Interpregnancy interval is a potentially modifiable risk factor for adverse birth outcomes but is challenging to research. Hanley et al1 undertook a very interesting study exploring this topic. The authors report that, using conventional analyses, a short interpregnancy interval was associated with adverse neonatal outcomes but that a model using three successive pregnancies to control for maternal characteristics found no significant risk for short interpregnancy interval. Two issues need further consideration.
Firstly, as mentioned in the discussion, intervening pregnancies ending before 20 weeks of gestation were not included. This leads to a systematic overestimation of interpregnancy interval for any woman who had a loss before 20 weeks. It could be expected that 10% or more of the women would have had an intervening loss.2 This higher risk group of pregnancies (pregnancy after a loss) thus can have had unrecognized short interpregnancy intervals, given the tendency for women to replace a perinatal loss with a new pregnancy (selective fertility).3 Because the births included in the analysis had to be 20 weeks or longer, women who had unrecognized losses were virtually excluded from the shortest interpregnancy interval category of 0–5 months. The matched analysis directly compares any pregnancy with an unrecognized intervening loss with either a preceding or subsequent birth at 20 or more weeks of gestation to the same mother.
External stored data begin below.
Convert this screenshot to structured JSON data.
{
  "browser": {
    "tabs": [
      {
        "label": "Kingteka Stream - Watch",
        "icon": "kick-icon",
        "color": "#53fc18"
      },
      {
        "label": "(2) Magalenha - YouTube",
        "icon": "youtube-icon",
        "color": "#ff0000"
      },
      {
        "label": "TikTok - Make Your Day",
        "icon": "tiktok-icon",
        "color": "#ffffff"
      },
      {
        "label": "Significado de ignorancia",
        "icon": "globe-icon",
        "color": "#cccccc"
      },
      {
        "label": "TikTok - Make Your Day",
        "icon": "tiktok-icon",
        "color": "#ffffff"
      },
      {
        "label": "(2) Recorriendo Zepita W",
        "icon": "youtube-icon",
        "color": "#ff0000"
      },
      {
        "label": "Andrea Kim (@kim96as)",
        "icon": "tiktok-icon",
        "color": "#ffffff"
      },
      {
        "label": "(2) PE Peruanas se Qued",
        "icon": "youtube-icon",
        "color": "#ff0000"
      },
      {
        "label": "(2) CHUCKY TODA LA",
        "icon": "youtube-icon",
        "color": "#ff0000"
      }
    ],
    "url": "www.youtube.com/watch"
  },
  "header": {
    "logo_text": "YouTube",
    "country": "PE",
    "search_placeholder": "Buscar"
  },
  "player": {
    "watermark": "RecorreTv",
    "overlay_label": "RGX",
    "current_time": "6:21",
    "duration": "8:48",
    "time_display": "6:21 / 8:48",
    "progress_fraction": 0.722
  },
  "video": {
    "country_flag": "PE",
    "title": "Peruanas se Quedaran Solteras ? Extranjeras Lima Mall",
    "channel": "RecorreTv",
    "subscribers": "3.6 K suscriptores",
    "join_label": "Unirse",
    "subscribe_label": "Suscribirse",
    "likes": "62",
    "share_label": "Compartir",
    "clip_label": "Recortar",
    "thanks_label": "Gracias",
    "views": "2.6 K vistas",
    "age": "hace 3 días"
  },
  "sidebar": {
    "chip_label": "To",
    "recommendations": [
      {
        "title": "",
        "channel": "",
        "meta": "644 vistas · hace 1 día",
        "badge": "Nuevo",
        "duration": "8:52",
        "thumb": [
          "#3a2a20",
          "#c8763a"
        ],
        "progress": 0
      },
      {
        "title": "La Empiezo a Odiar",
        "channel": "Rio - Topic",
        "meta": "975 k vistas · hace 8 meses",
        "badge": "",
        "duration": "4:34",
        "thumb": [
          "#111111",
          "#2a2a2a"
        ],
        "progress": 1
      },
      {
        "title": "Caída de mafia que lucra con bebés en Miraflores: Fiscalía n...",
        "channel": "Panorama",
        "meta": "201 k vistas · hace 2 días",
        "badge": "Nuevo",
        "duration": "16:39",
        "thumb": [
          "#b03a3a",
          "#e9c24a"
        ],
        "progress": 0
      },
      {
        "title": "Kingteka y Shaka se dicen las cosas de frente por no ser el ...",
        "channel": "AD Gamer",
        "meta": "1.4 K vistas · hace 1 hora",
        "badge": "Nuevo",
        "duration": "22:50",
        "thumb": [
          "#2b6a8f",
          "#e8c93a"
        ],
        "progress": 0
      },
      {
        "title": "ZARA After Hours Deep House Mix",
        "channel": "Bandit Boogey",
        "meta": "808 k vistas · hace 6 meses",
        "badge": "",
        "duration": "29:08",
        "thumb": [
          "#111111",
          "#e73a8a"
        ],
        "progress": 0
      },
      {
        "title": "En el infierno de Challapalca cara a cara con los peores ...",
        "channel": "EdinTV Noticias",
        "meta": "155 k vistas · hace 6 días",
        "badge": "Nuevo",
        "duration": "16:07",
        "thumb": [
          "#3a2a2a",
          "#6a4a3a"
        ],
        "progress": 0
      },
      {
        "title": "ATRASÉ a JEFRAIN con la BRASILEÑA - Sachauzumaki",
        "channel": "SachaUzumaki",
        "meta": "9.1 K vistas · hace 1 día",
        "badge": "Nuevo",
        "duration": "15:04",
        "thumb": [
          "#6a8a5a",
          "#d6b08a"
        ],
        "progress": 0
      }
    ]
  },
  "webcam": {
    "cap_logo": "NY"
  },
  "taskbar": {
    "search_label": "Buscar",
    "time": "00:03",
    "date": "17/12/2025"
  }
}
Our own work, which did take into account losses at less than 20 weeks of gestation, found that an interpregnancy interval of less than 3 months after a second-trimester loss was significantly associated with a recurrent loss.4
Secondly, to address generalizability, the parity sequence of the study births needs to be clarified. Readers will assume that the three successive births for each woman were in a parity sequence of 0, 1, and 2. The terminology of first, second, and third birth that is used in some places in the article is ambiguous. It could mean the first available birth record during the study period regardless of parity. The methods state that the analyses included all women with at least three singleton deliveries, with no initial parity stipulation. The recorded parity of each pregnancy obviously would provide a useful check that pregnancies were consecutive.